By Stewart Matzek
What’s an argumentative essay? Sure, it’s a sort of compact portfolio of your ideas, your presentation of some argument on a random topic that, most likely, you don’t feel a particularly strong connection to. However, the fact that you may not have a strong opinion on your topic doesn’t mean that your paper has to reveal that. Professors are going to want to see that your paper argues a point and argues it well, and often that means taking a definitive stance on an issue. It can be tough to do this, especially if it is an issue you don’t feel comfortable taking a stance on.
I see very often language that mimics the basic structure of floppiness on the side of an issue: “I think that” or “This perhaps suggests” or “I hope that the data shows.” While it may not seem that explaining your thoughts in a paper is a weak argumentative technique, it is. Why are we reading the paper? To read and to interpret your thoughts. This means, however, that you don’t need to explain them using the floppy language mentioned above. This language, then, serves only to weaken what would otherwise be a strong argument. This is the result of students either not wanting to take a definitive stance on an issue or not feeling sure enough of themselves and of their arguments to be able to make a strong point, and they create weaker papers using weaker language due to this insecurity. That being said, my advice is this:
Do it anyways. Make your argument!
Even if you’re unsure of the evidence and even if you’re unsure if the point you’re trying to prove is “the right one,” make your argument, because that’s just what it is – your argument.
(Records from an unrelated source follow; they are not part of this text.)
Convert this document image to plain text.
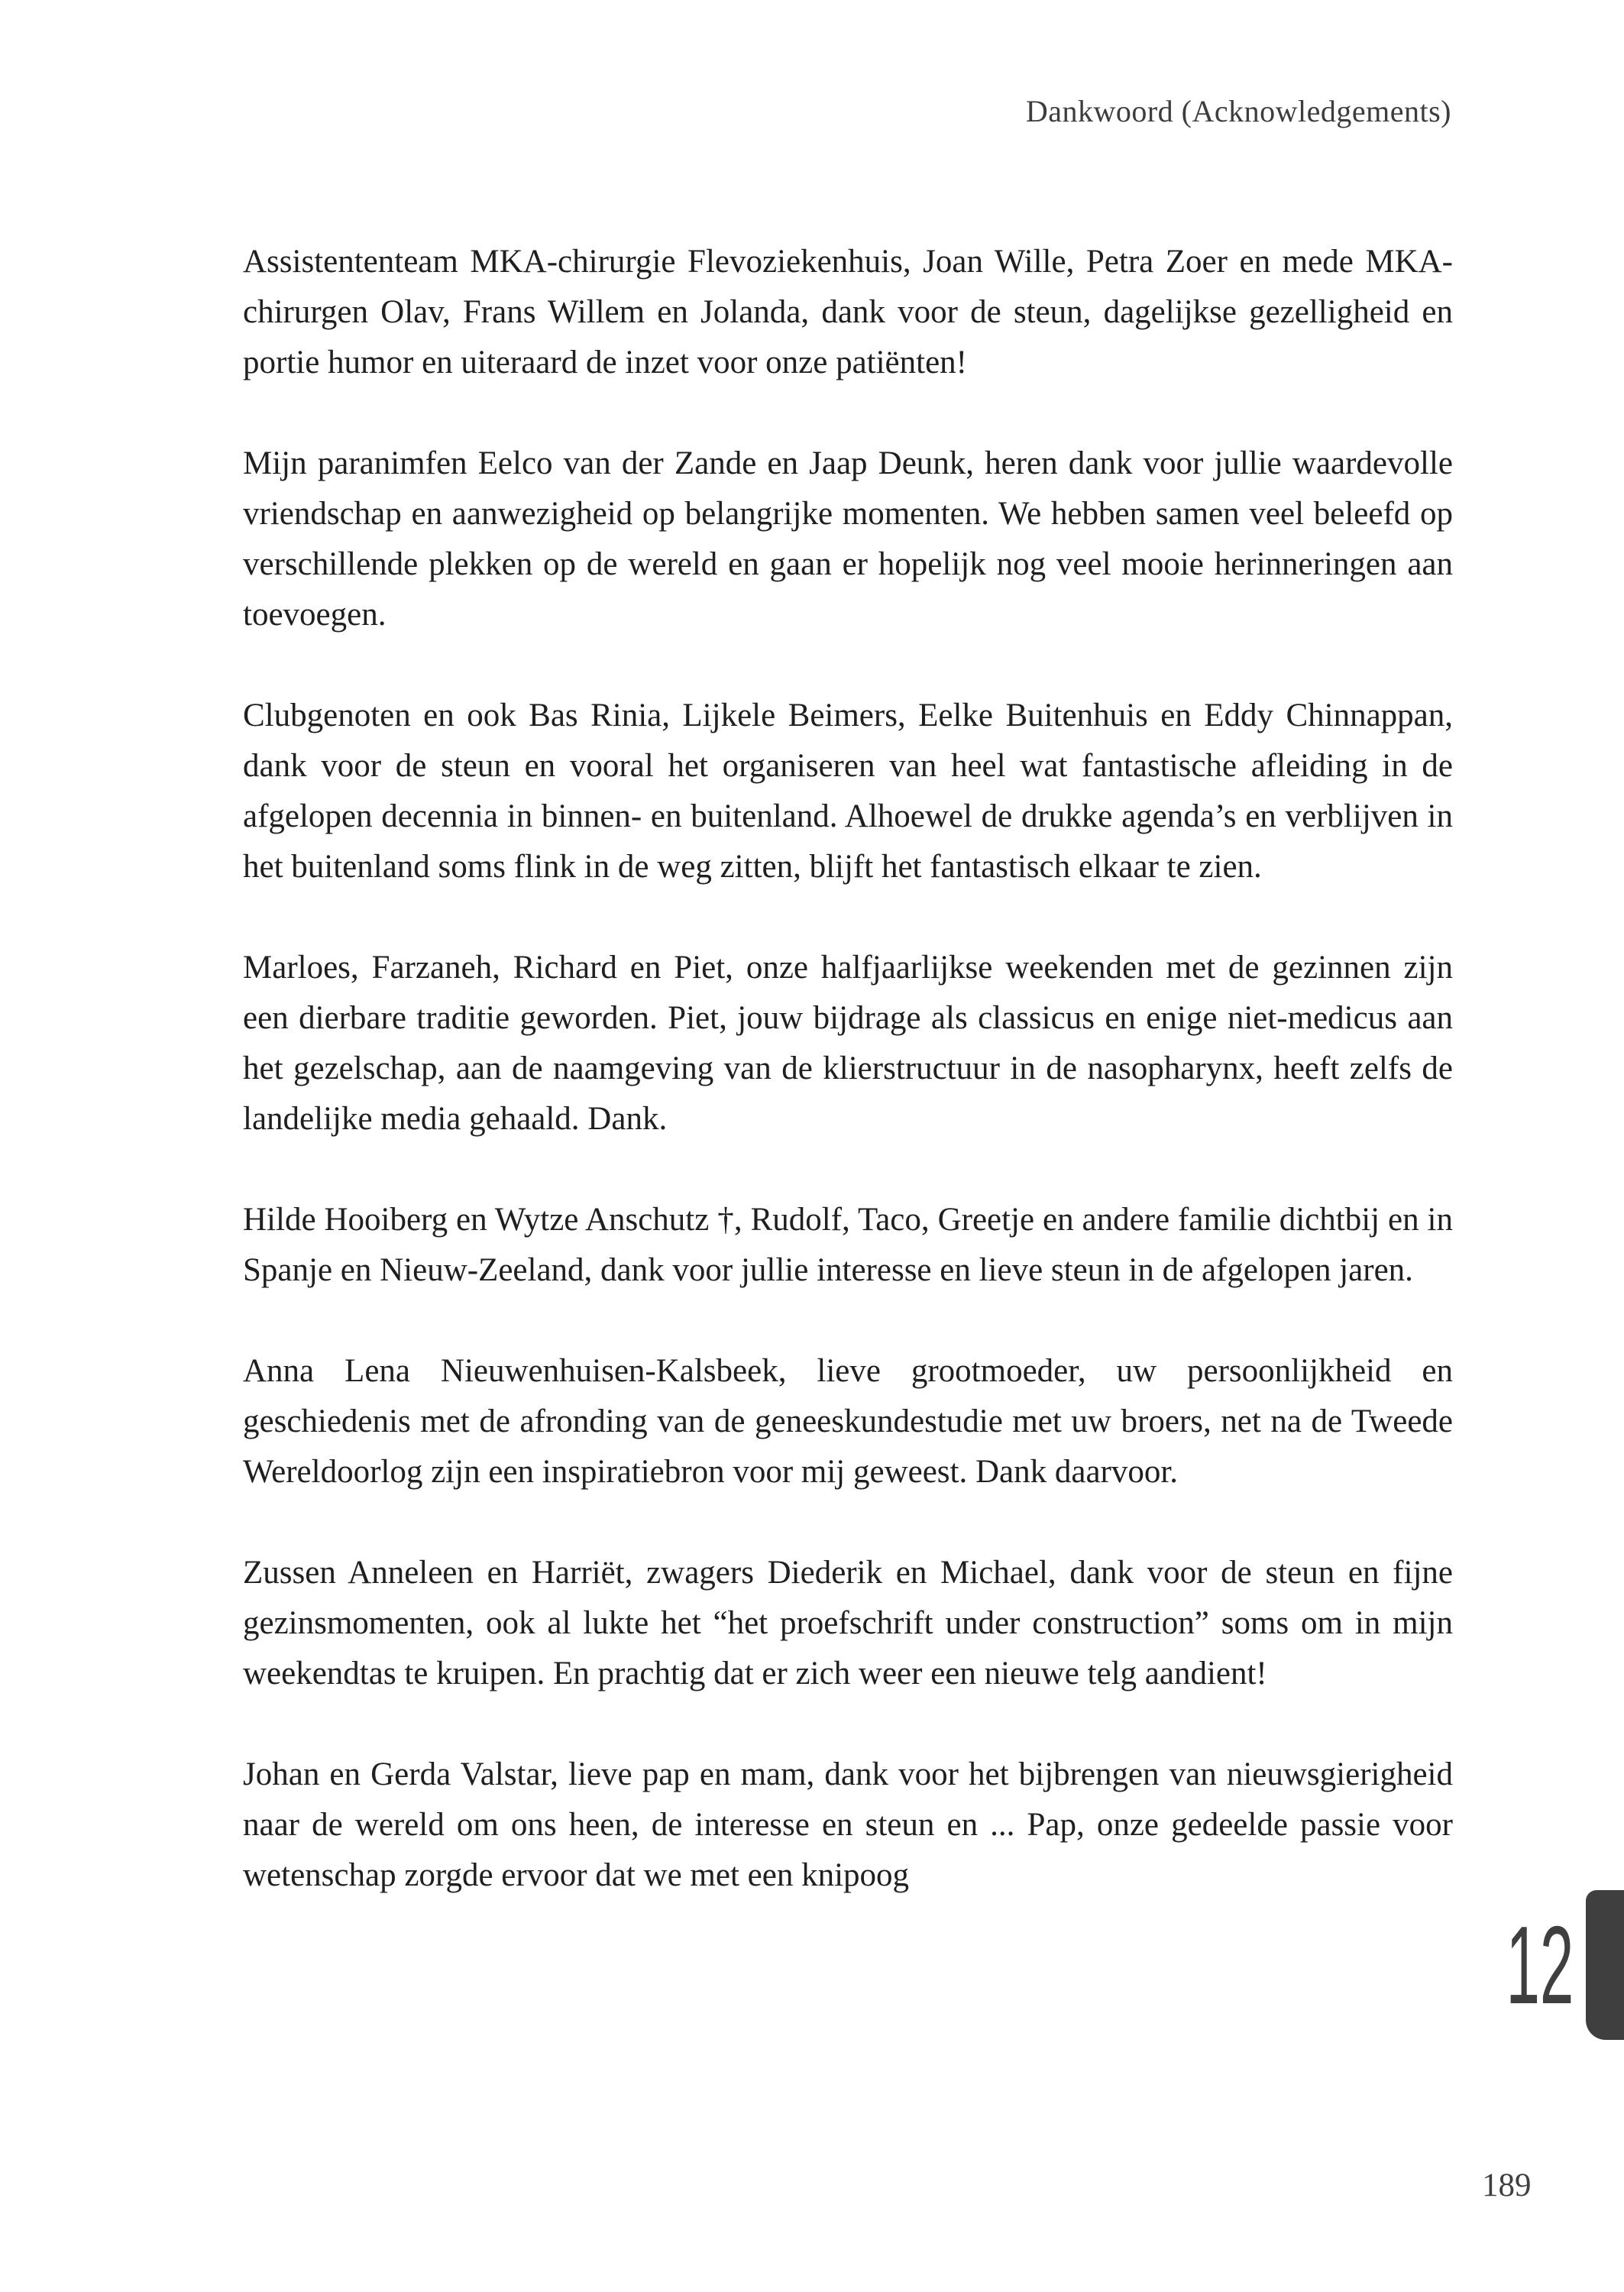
Dankwoord (Acknowledgements)

Assistententeam MKA-chirurgie Flevoziekenhuis, Joan Wille, Petra Zoer en mede MKA-chirurgen Olav, Frans Willem en Jolanda, dank voor de steun, dagelijkse gezelligheid en portie humor en uiteraard de inzet voor onze patiënten!

Mijn paranimfen Eelco van der Zande en Jaap Deunk, heren dank voor jullie waardevolle vriendschap en aanwezigheid op belangrijke momenten. We hebben samen veel beleefd op verschillende plekken op de wereld en gaan er hopelijk nog veel mooie herinneringen aan toevoegen.

Clubgenoten en ook Bas Rinia, Lijkele Beimers, Eelke Buitenhuis en Eddy Chinnappan, dank voor de steun en vooral het organiseren van heel wat fantastische afleiding in de afgelopen decennia in binnen- en buitenland. Alhoewel de drukke agenda’s en verblijven in het buitenland soms flink in de weg zitten, blijft het fantastisch elkaar te zien.

Marloes, Farzaneh, Richard en Piet, onze halfjaarlijkse weekenden met de gezinnen zijn een dierbare traditie geworden. Piet, jouw bijdrage als classicus en enige niet-medicus aan het gezelschap, aan de naamgeving van de klierstructuur in de nasopharynx, heeft zelfs de landelijke media gehaald. Dank.

Hilde Hooiberg en Wytze Anschutz †, Rudolf, Taco, Greetje en andere familie dichtbij en in Spanje en Nieuw-Zeeland, dank voor jullie interesse en lieve steun in de afgelopen jaren.

Anna Lena Nieuwenhuisen-Kalsbeek, lieve grootmoeder, uw persoonlijkheid en geschiedenis met de afronding van de geneeskundestudie met uw broers, net na de Tweede Wereldoorlog zijn een inspiratiebron voor mij geweest. Dank daarvoor.

Zussen Anneleen en Harriët, zwagers Diederik en Michael, dank voor de steun en fijne gezinsmomenten, ook al lukte het “het proefschrift under construction” soms om in mijn weekendtas te kruipen. En prachtig dat er zich weer een nieuwe telg aandient!

Johan en Gerda Valstar, lieve pap en mam, dank voor het bijbrengen van nieuwsgierigheid naar de wereld om ons heen, de interesse en steun en ... Pap, onze gedeelde passie voor wetenschap zorgde ervoor dat we met een knipoog

12
189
There’s a strange misconception amongst student writers that professors want you to make some groundbreaking argument, something that’s never been said before, maybe never even thought of before. This simply isn’t true! Whatever that thought bouncing around in your head is, it has probably been said before, and more often than not it’s been said by a scholar in some journal using tons of stuffy language.
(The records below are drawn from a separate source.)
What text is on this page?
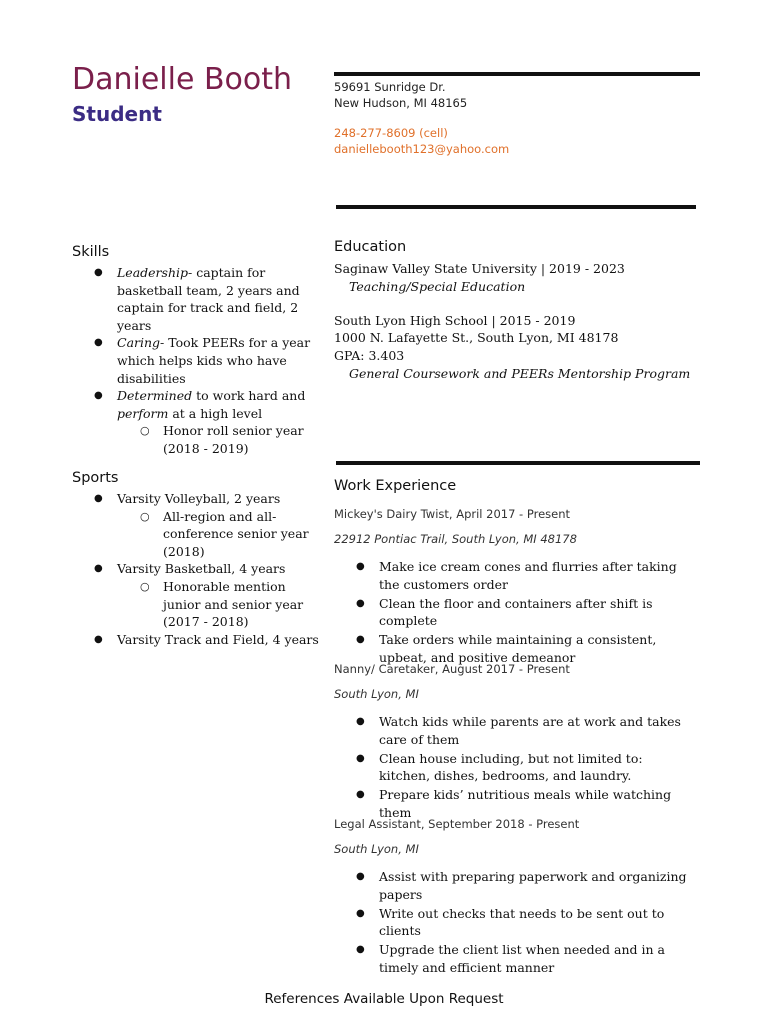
Danielle Booth
Student
59691 Sunridge Dr.
New Hudson, MI 48165
248-277-8609 (cell)
daniellebooth123@yahoo.com
Skills
● Leadership- captain for basketball team, 2 years and captain for track and field, 2 years
● Caring- Took PEERs for a year which helps kids who have disabilities
● Determined to work hard and perform at a high level
○ Honor roll senior year (2018 - 2019)
Sports
● Varsity Volleyball, 2 years
○ All-region and all-conference senior year (2018)
● Varsity Basketball, 4 years
○ Honorable mention junior and senior year (2017 - 2018)
● Varsity Track and Field, 4 years
Education
Saginaw Valley State University | 2019 - 2023
Teaching/Special Education
South Lyon High School | 2015 - 2019
1000 N. Lafayette St., South Lyon, MI 48178
GPA: 3.403
General Coursework and PEERs Mentorship Program
Work Experience
Mickey's Dairy Twist, April 2017 - Present
22912 Pontiac Trail, South Lyon, MI 48178
● Make ice cream cones and flurries after taking the customers order
● Clean the floor and containers after shift is complete
● Take orders while maintaining a consistent, upbeat, and positive demeanor
Nanny/ Caretaker, August 2017 - Present
South Lyon, MI
● Watch kids while parents are at work and takes care of them
● Clean house including, but not limited to: kitchen, dishes, bedrooms, and laundry.
● Prepare kids’ nutritious meals while watching them
Legal Assistant, September 2018 - Present
South Lyon, MI
● Assist with preparing paperwork and organizing papers
● Write out checks that needs to be sent out to clients
● Upgrade the client list when needed and in a timely and efficient manner
References Available Upon Request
What your professors are looking for is an argument that is definitive. The content of your argument is important, but even a rehashed argument can be strong if it employs strong language and support. Papers that are trying to prove something, whether it be about a real issue or about a point of view in a novel or story, succeed on the basis of persuasiveness, and this persuasive quality comes directly from being able to make a strong case. Even weird or otherwise off-base arguments can be proven if argued strongly. Where do we start to make this case, then?
By using stronger language, of course!
Why would you ever say “perhaps this evidence can show” when you can say “this evidence proves” or “this evidence clearly shows”? If you were a scientist presenting a radical medical treatment for a disease to an advisory board, would you say “this maybe could possibly somehow cure the disease” or would you say “this can cure the disease”? It is this definitive language that creates a definitive argument. Being able to clearly and concisely identify your point and to communicate it effectively is a highly necessary skill, and you can help yourself along this path by avoiding weak language. Delete the “perhaps” and the “I think” and focus on what you’re arguing. Own up to your point and prove it with pride. Students fall too often into the trap of floppy language, and using these unsure words can weaken even the most innovative of arguments. Cut out the middle man and tell your professor exactly what you’ve found. They’ll appreciate your conviction, and your argument will be stronger and more persuasive as a result.